La «Réforme de la négociation collective» met en place de nouvelles règles de régulation dans les rapports travailleurs/euses-patronat et élimine quasiment l’aspect «négociation collective» en imposant un arbitrage obligatoire, en vidant les conventions collectives de leur contenu, en niant les négociations salariales, en consacrant le bisyndicalisme (CCOO et UGT) unique [formule qui renvoie a celle utilisée à propos du bipartisme politique PSOE et PP] comme le représentant légitime des travailleurs/ses afin que les pontes syndicaux et patronaux puissent discuter en marge des intérêts de la classe ouvrière.

Cette «réforme» est un pas supplémentaire dans la disparition de la liberté syndicale. Elle change les règles du jeu. Les travailleurs/ses sont considéré·e·s comme des marchandises disponibles en fonction de la demande, de la compétitivité des entreprises et des bénéfices patronaux.
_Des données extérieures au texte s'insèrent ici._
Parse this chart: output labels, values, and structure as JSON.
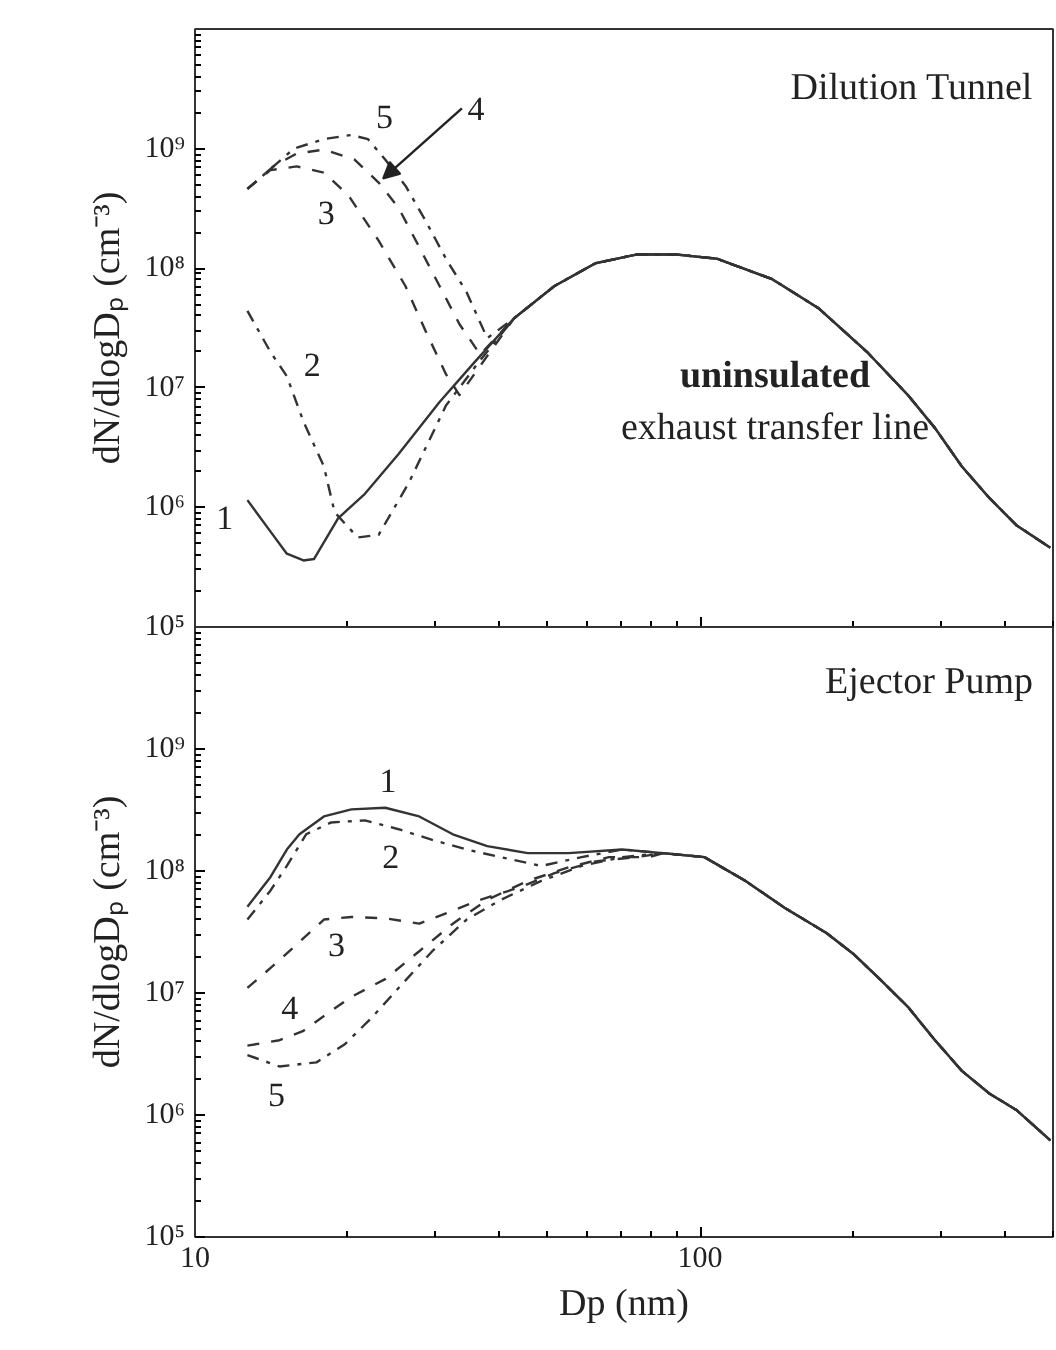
{
  "chart_data": [
    {
      "type": "line",
      "title": "Dilution Tunnel",
      "ylabel": "dN/dlogDₚ (cm⁻³)",
      "log": "xy",
      "xlim": [
        10,
        500
      ],
      "ylim": [
        100000,
        10000000000
      ],
      "xticks": [
        10,
        100
      ],
      "yticks": [
        {
          "value": 100000,
          "label": "10⁵"
        },
        {
          "value": 1000000,
          "label": "10⁶"
        },
        {
          "value": 10000000,
          "label": "10⁷"
        },
        {
          "value": 100000000,
          "label": "10⁸"
        },
        {
          "value": 1000000000,
          "label": "10⁹"
        }
      ],
      "tick_labels": "y",
      "annotations": [
        "uninsulated",
        "exhaust transfer line",
        {
          "text": "1",
          "x": 12.7,
          "y": 1150000
        },
        {
          "text": "2",
          "x": 15.2,
          "y": 12500000
        },
        {
          "text": "3",
          "x": 20.1,
          "y": 410000000
        },
        {
          "text": "4",
          "x": 23.1,
          "y": 520000000
        },
        {
          "text": "5",
          "x": 22.0,
          "y": 1200000000
        }
      ],
      "series": [
        {
          "color": "#333333",
          "line_style": "solid",
          "x": [
            12.7,
            14.1,
            15.2,
            16.4,
            17.2,
            19.2,
            21.7,
            25.3,
            30.5,
            35.6,
            42.8,
            51.5,
            62.1,
            74.8,
            90,
            108,
            139,
            172,
            214,
            258,
            292,
            330,
            374,
            423,
            494
          ],
          "values": [
            1150000,
            630000,
            410000,
            360000,
            370000,
            810000,
            1300000,
            2800000,
            7600000,
            16000000,
            38000000,
            71000000,
            110000000,
            130000000,
            130000000,
            120000000,
            81000000,
            46000000,
            20000000,
            8700000,
            4600000,
            2200000,
            1200000,
            710000,
            460000
          ]
        },
        {
          "color": "#333333",
          "line_style": "dashdot",
          "x": [
            12.7,
            14.1,
            15.2,
            16.4,
            18.0,
            18.9,
            21.0,
            23.1,
            26.5,
            31.4,
            36.7,
            42.8,
            51.5,
            62.1,
            74.8,
            90,
            108,
            139,
            172,
            214,
            258,
            292,
            330,
            374,
            423,
            494
          ],
          "values": [
            44000000,
            20000000,
            12500000,
            5200000,
            2200000,
            910000,
            560000,
            590000,
            1600000,
            7100000,
            17000000,
            38000000,
            71000000,
            110000000,
            130000000,
            130000000,
            120000000,
            81000000,
            46000000,
            20000000,
            8700000,
            4600000,
            2200000,
            1200000,
            710000,
            460000
          ]
        },
        {
          "color": "#333333",
          "line_style": "dashed",
          "x": [
            12.7,
            14.1,
            15.9,
            18.0,
            20.1,
            23.1,
            26.1,
            28.6,
            31.4,
            33.4,
            42.8,
            51.5,
            62.1,
            74.8,
            90,
            108,
            139,
            172,
            214,
            258,
            292,
            330,
            374,
            423,
            494
          ],
          "values": [
            460000000,
            660000000,
            710000000,
            630000000,
            410000000,
            170000000,
            71000000,
            30000000,
            13000000,
            8700000,
            38000000,
            71000000,
            110000000,
            130000000,
            130000000,
            120000000,
            81000000,
            46000000,
            20000000,
            8700000,
            4600000,
            2200000,
            1200000,
            710000,
            460000
          ]
        },
        {
          "color": "#333333",
          "line_style": "dashed",
          "x": [
            12.7,
            14.3,
            15.9,
            18.0,
            20.7,
            23.1,
            25.3,
            27.8,
            30.5,
            33.4,
            36.7,
            42.8,
            51.5,
            62.1,
            74.8,
            90,
            108,
            139,
            172,
            214,
            258,
            292,
            330,
            374,
            423,
            494
          ],
          "values": [
            460000000,
            710000000,
            910000000,
            980000000,
            810000000,
            520000000,
            320000000,
            150000000,
            71000000,
            34000000,
            19000000,
            38000000,
            71000000,
            110000000,
            130000000,
            130000000,
            120000000,
            81000000,
            46000000,
            20000000,
            8700000,
            4600000,
            2200000,
            1200000,
            710000,
            460000
          ]
        },
        {
          "color": "#333333",
          "line_style": "dashdot",
          "x": [
            12.7,
            14.3,
            15.7,
            18.0,
            20.4,
            22.0,
            23.8,
            26.1,
            28.6,
            31.4,
            34.5,
            37.9,
            42.8,
            51.5,
            62.1,
            74.8,
            90,
            108,
            139,
            172,
            214,
            258,
            292,
            330,
            374,
            423,
            494
          ],
          "values": [
            460000000,
            710000000,
            1000000000,
            1200000000,
            1300000000,
            1200000000,
            810000000,
            490000000,
            250000000,
            120000000,
            63000000,
            26000000,
            38000000,
            71000000,
            110000000,
            130000000,
            130000000,
            120000000,
            81000000,
            46000000,
            20000000,
            8700000,
            4600000,
            2200000,
            1200000,
            710000,
            460000
          ]
        }
      ]
    },
    {
      "type": "line",
      "title": "Ejector Pump",
      "xlabel": "Dp (nm)",
      "ylabel": "dN/dlogDₚ (cm⁻³)",
      "log": "xy",
      "xlim": [
        10,
        500
      ],
      "ylim": [
        100000,
        10000000000
      ],
      "xticks": [
        10,
        100
      ],
      "yticks": [
        {
          "value": 100000,
          "label": "10⁵"
        },
        {
          "value": 1000000,
          "label": "10⁶"
        },
        {
          "value": 10000000,
          "label": "10⁷"
        },
        {
          "value": 100000000,
          "label": "10⁸"
        },
        {
          "value": 1000000000,
          "label": "10⁹"
        }
      ],
      "annotations": [
        {
          "text": "1",
          "x": 23.8,
          "y": 330000000
        },
        {
          "text": "2",
          "x": 25.3,
          "y": 220000000
        },
        {
          "text": "3",
          "x": 18.0,
          "y": 40000000
        },
        {
          "text": "4",
          "x": 16.4,
          "y": 4900000
        },
        {
          "text": "5",
          "x": 14.7,
          "y": 2500000
        }
      ],
      "series": [
        {
          "color": "#333333",
          "line_style": "solid",
          "x": [
            12.7,
            14.1,
            15.2,
            16.1,
            18.0,
            20.4,
            23.8,
            27.8,
            32.4,
            37.9,
            45.6,
            54.9,
            70.1,
            84.4,
            102,
            123,
            147,
            178,
            201,
            227,
            258,
            292,
            330,
            374,
            423,
            494
          ],
          "values": [
            51000000,
            89000000,
            150000000,
            200000000,
            280000000,
            320000000,
            330000000,
            280000000,
            200000000,
            160000000,
            140000000,
            140000000,
            150000000,
            140000000,
            130000000,
            83000000,
            50000000,
            31000000,
            21000000,
            13000000,
            7700000,
            4100000,
            2300000,
            1500000,
            1100000,
            620000
          ]
        },
        {
          "color": "#333333",
          "line_style": "dashdot",
          "x": [
            12.7,
            14.1,
            15.2,
            16.6,
            18.6,
            21.7,
            25.3,
            29.5,
            34.5,
            40.3,
            48.5,
            58.3,
            70.1,
            84.4,
            102,
            123,
            147,
            178,
            201,
            227,
            258,
            292,
            330,
            374,
            423,
            494
          ],
          "values": [
            40000000,
            69000000,
            110000000,
            200000000,
            250000000,
            260000000,
            220000000,
            180000000,
            150000000,
            130000000,
            110000000,
            130000000,
            150000000,
            140000000,
            130000000,
            83000000,
            50000000,
            31000000,
            21000000,
            13000000,
            7700000,
            4100000,
            2300000,
            1500000,
            1100000,
            620000
          ]
        },
        {
          "color": "#333333",
          "line_style": "dashed",
          "x": [
            12.7,
            14.1,
            15.9,
            18.0,
            20.4,
            23.8,
            27.8,
            31.4,
            36.7,
            44.2,
            51.5,
            62.1,
            74.8,
            84.4,
            102,
            123,
            147,
            178,
            201,
            227,
            258,
            292,
            330,
            374,
            423,
            494
          ],
          "values": [
            11000000,
            16000000,
            25000000,
            40000000,
            42000000,
            41000000,
            37000000,
            45000000,
            58000000,
            74000000,
            96000000,
            120000000,
            130000000,
            140000000,
            130000000,
            83000000,
            50000000,
            31000000,
            21000000,
            13000000,
            7700000,
            4100000,
            2300000,
            1500000,
            1100000,
            620000
          ]
        },
        {
          "color": "#333333",
          "line_style": "dashed",
          "x": [
            12.7,
            14.7,
            16.4,
            18.3,
            20.4,
            23.8,
            27.8,
            32.4,
            37.9,
            45.6,
            54.9,
            66.0,
            79.4,
            84.4,
            102,
            123,
            147,
            178,
            201,
            227,
            258,
            292,
            330,
            374,
            423,
            494
          ],
          "values": [
            3700000,
            4100000,
            4900000,
            6800000,
            9300000,
            13000000,
            22000000,
            37000000,
            58000000,
            83000000,
            107000000,
            130000000,
            130000000,
            140000000,
            130000000,
            83000000,
            50000000,
            31000000,
            21000000,
            13000000,
            7700000,
            4100000,
            2300000,
            1500000,
            1100000,
            620000
          ]
        },
        {
          "color": "#333333",
          "line_style": "dashdot",
          "x": [
            12.7,
            14.7,
            17.4,
            19.8,
            22.4,
            25.3,
            29.5,
            34.5,
            40.3,
            48.5,
            58.3,
            70.1,
            84.4,
            102,
            123,
            147,
            178,
            201,
            227,
            258,
            292,
            330,
            374,
            423,
            494
          ],
          "values": [
            3100000,
            2500000,
            2700000,
            3800000,
            6300000,
            11000000,
            22000000,
            40000000,
            58000000,
            83000000,
            110000000,
            130000000,
            140000000,
            130000000,
            83000000,
            50000000,
            31000000,
            21000000,
            13000000,
            7700000,
            4100000,
            2300000,
            1500000,
            1100000,
            620000
          ]
        }
      ]
    }
  ]
}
Elle affaiblit le pouvoir syndical de négocier les conditions de travail, les contrats collectifs. Marque d’une politique autoritaire, le droit de grève est kidnappé (même si c’est probablement inconstitutionnel) car il est la traduction du conflit d’intérêts entre le Capital et le Travail.

Parmi les mesures les plus préjudiciables de cette «réforme», on note:

Disparation de la capacité de négocier des Comités d’entreprise: la nouvelle loi donnera aux organisations majoritaires le pouvoir de négocier seules, en marge du Comité. Il s’agit de faire disparaître le syndicalisme alternatif, combatif.

• Instauration de l’arbitrage et de la médiation, «pour résoudre les divergences»: dans le texte des conventions collectives, les parties négociatrices devront définir le nom de l’arbitre chargé de résoudre les conflits pendant la durée de la convention et après.

• Application et interprétation des conventions: jusqu’à présent les divergences entre les parties sur l’interprétation des conventions et leur application étaient résolues devant les tribunaux. Dorénavant ce sera obligatoire par le recours à «l’arbitrage».

• Renoncement des relations de travail: en cas de modifications substantielles des conditions de travail (emploi, horaires, etc.), de non-respect des normes salariales, le patronat pourra dorénavant invoquer les raisons de la commission paritaire de la convention, en s’appuyant sur des éléments repris dans cette «réforme» (prétextes techniques, organisationnels, de production, économiques…). S’il n’y a pas d’accord, cela sera renvoyé vers «l’arbitrage».

• Inversion de la hiérarchie des normes: priorité sera donnée aux négociations d’entreprise par rapport à celles de niveaux sectoriel, provincial, autonome et étatique. Si deux conventions existent, c’est le contenu de la négociation imposée entreprise par entreprise qui s’appliquera.

• Fin de la garantie d’application des conventions: le délai maximal de prorogation d’une convention passe de 8 à 14 mois; mais au-delà de ce délai, s’il n’y a pas d’accord, c’est «l’arbitrage» qui sera mis en œuvre.

• Nouvelle déréglementation de la journée de travail: il est introduit une «norme» nouvelle: la possibilité laissée à l’employeur de déroger avec un minimum de 5% et un maximum qui sera fixé par chaque convention collective.

• Des conventions catégorielles: dorénavant, il sera possible d’avoir des conventions différentes, par catégories de travailleurs/ses d’une entreprise. Ceci se fera avec les syndicats «représentatifs» dans le collège électoral concerné et en contournant le Comité d’entreprise.

… le seul chemin possible pour sortir de la crise est la répartition du travail, en travaillant moins pour travailler tous, en réduisant le temps de travail sans perte de salaire, et en établissant la retraite à 60 ans avec remplacement obligatoire sur le poste de travail, en réalisant une distribution de la richesse fondée sur l’universalité de services publics suffisants, en imposant une plus forte taxation sur les bénéfices des entreprises, en établissant une fiscalité réellement progressive, en maintenant les prestations sociales pour tous les collectifs sociaux précarisés et exclus. Contre les réformes antisociales, la CGT lance un appel à la mobilisation et à l’occupation de la rue, pour une issue sociale à la crise.